The issue that was being worked on describes the need for a UMC diagnostic plugin. So the reference to this bug is wrong. We have opened Bug#57217 for this now.

The diagnostic plugin could even be the first step towards a prometheus integration in that it can write the required file.
Maybe that is not necessary as the node exporter seems easy. Although... that name="authority1" thing could prove to be complicated. Anyway, for now, we focused on the manual UMC side of things. Sorry for the confusion.

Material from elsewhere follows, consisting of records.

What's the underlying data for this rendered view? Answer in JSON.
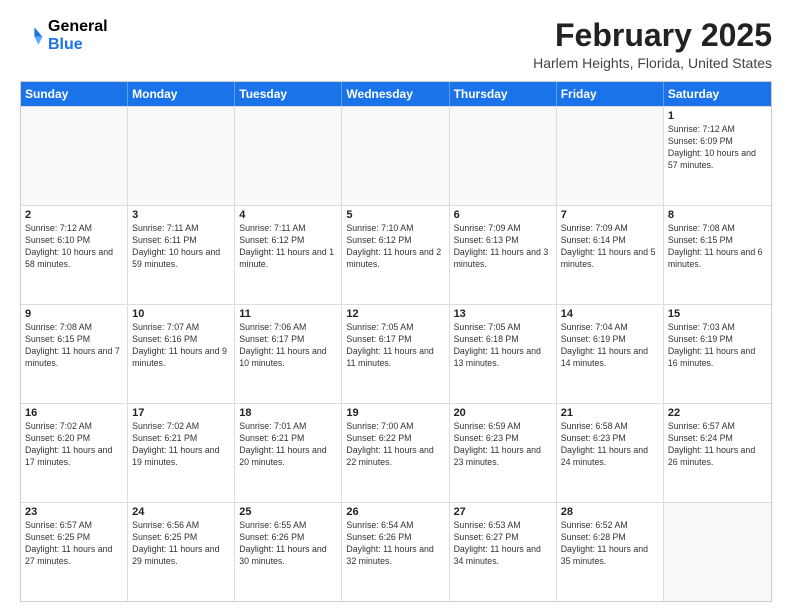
{
  "header": {
    "logo_line1": "General",
    "logo_line2": "Blue",
    "month_title": "February 2025",
    "location": "Harlem Heights, Florida, United States"
  },
  "days_of_week": [
    "Sunday",
    "Monday",
    "Tuesday",
    "Wednesday",
    "Thursday",
    "Friday",
    "Saturday"
  ],
  "weeks": [
    [
      {
        "day": "",
        "info": ""
      },
      {
        "day": "",
        "info": ""
      },
      {
        "day": "",
        "info": ""
      },
      {
        "day": "",
        "info": ""
      },
      {
        "day": "",
        "info": ""
      },
      {
        "day": "",
        "info": ""
      },
      {
        "day": "1",
        "info": "Sunrise: 7:12 AM\nSunset: 6:09 PM\nDaylight: 10 hours\nand 57 minutes."
      }
    ],
    [
      {
        "day": "2",
        "info": "Sunrise: 7:12 AM\nSunset: 6:10 PM\nDaylight: 10 hours\nand 58 minutes."
      },
      {
        "day": "3",
        "info": "Sunrise: 7:11 AM\nSunset: 6:11 PM\nDaylight: 10 hours\nand 59 minutes."
      },
      {
        "day": "4",
        "info": "Sunrise: 7:11 AM\nSunset: 6:12 PM\nDaylight: 11 hours\nand 1 minute."
      },
      {
        "day": "5",
        "info": "Sunrise: 7:10 AM\nSunset: 6:12 PM\nDaylight: 11 hours\nand 2 minutes."
      },
      {
        "day": "6",
        "info": "Sunrise: 7:09 AM\nSunset: 6:13 PM\nDaylight: 11 hours\nand 3 minutes."
      },
      {
        "day": "7",
        "info": "Sunrise: 7:09 AM\nSunset: 6:14 PM\nDaylight: 11 hours\nand 5 minutes."
      },
      {
        "day": "8",
        "info": "Sunrise: 7:08 AM\nSunset: 6:15 PM\nDaylight: 11 hours\nand 6 minutes."
      }
    ],
    [
      {
        "day": "9",
        "info": "Sunrise: 7:08 AM\nSunset: 6:15 PM\nDaylight: 11 hours\nand 7 minutes."
      },
      {
        "day": "10",
        "info": "Sunrise: 7:07 AM\nSunset: 6:16 PM\nDaylight: 11 hours\nand 9 minutes."
      },
      {
        "day": "11",
        "info": "Sunrise: 7:06 AM\nSunset: 6:17 PM\nDaylight: 11 hours\nand 10 minutes."
      },
      {
        "day": "12",
        "info": "Sunrise: 7:05 AM\nSunset: 6:17 PM\nDaylight: 11 hours\nand 11 minutes."
      },
      {
        "day": "13",
        "info": "Sunrise: 7:05 AM\nSunset: 6:18 PM\nDaylight: 11 hours\nand 13 minutes."
      },
      {
        "day": "14",
        "info": "Sunrise: 7:04 AM\nSunset: 6:19 PM\nDaylight: 11 hours\nand 14 minutes."
      },
      {
        "day": "15",
        "info": "Sunrise: 7:03 AM\nSunset: 6:19 PM\nDaylight: 11 hours\nand 16 minutes."
      }
    ],
    [
      {
        "day": "16",
        "info": "Sunrise: 7:02 AM\nSunset: 6:20 PM\nDaylight: 11 hours\nand 17 minutes."
      },
      {
        "day": "17",
        "info": "Sunrise: 7:02 AM\nSunset: 6:21 PM\nDaylight: 11 hours\nand 19 minutes."
      },
      {
        "day": "18",
        "info": "Sunrise: 7:01 AM\nSunset: 6:21 PM\nDaylight: 11 hours\nand 20 minutes."
      },
      {
        "day": "19",
        "info": "Sunrise: 7:00 AM\nSunset: 6:22 PM\nDaylight: 11 hours\nand 22 minutes."
      },
      {
        "day": "20",
        "info": "Sunrise: 6:59 AM\nSunset: 6:23 PM\nDaylight: 11 hours\nand 23 minutes."
      },
      {
        "day": "21",
        "info": "Sunrise: 6:58 AM\nSunset: 6:23 PM\nDaylight: 11 hours\nand 24 minutes."
      },
      {
        "day": "22",
        "info": "Sunrise: 6:57 AM\nSunset: 6:24 PM\nDaylight: 11 hours\nand 26 minutes."
      }
    ],
    [
      {
        "day": "23",
        "info": "Sunrise: 6:57 AM\nSunset: 6:25 PM\nDaylight: 11 hours\nand 27 minutes."
      },
      {
        "day": "24",
        "info": "Sunrise: 6:56 AM\nSunset: 6:25 PM\nDaylight: 11 hours\nand 29 minutes."
      },
      {
        "day": "25",
        "info": "Sunrise: 6:55 AM\nSunset: 6:26 PM\nDaylight: 11 hours\nand 30 minutes."
      },
      {
        "day": "26",
        "info": "Sunrise: 6:54 AM\nSunset: 6:26 PM\nDaylight: 11 hours\nand 32 minutes."
      },
      {
        "day": "27",
        "info": "Sunrise: 6:53 AM\nSunset: 6:27 PM\nDaylight: 11 hours\nand 34 minutes."
      },
      {
        "day": "28",
        "info": "Sunrise: 6:52 AM\nSunset: 6:28 PM\nDaylight: 11 hours\nand 35 minutes."
      },
      {
        "day": "",
        "info": ""
      }
    ]
  ]
}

Comment 11 Daniel Tröder univentionstaff 2024-04-08 15:18:07 CEST
> The issue that was being worked on describes the need for a UMC diagnostic plugin. So the reference to this bug is wrong. We have opened Bug#57217 for this now.

That is now even stranger.
Where does the request for the new Bug#57217 come from? Who did request a diagnostic module?
If that bug was created to justify the created code, please delete both the issue and the code.
I don't know of any need for manual checking of full queues. It's too late! If you want, you can add the created code to USI.
But there is a need to check full queues automatically.
Please do not release unrequested, unnecessary code.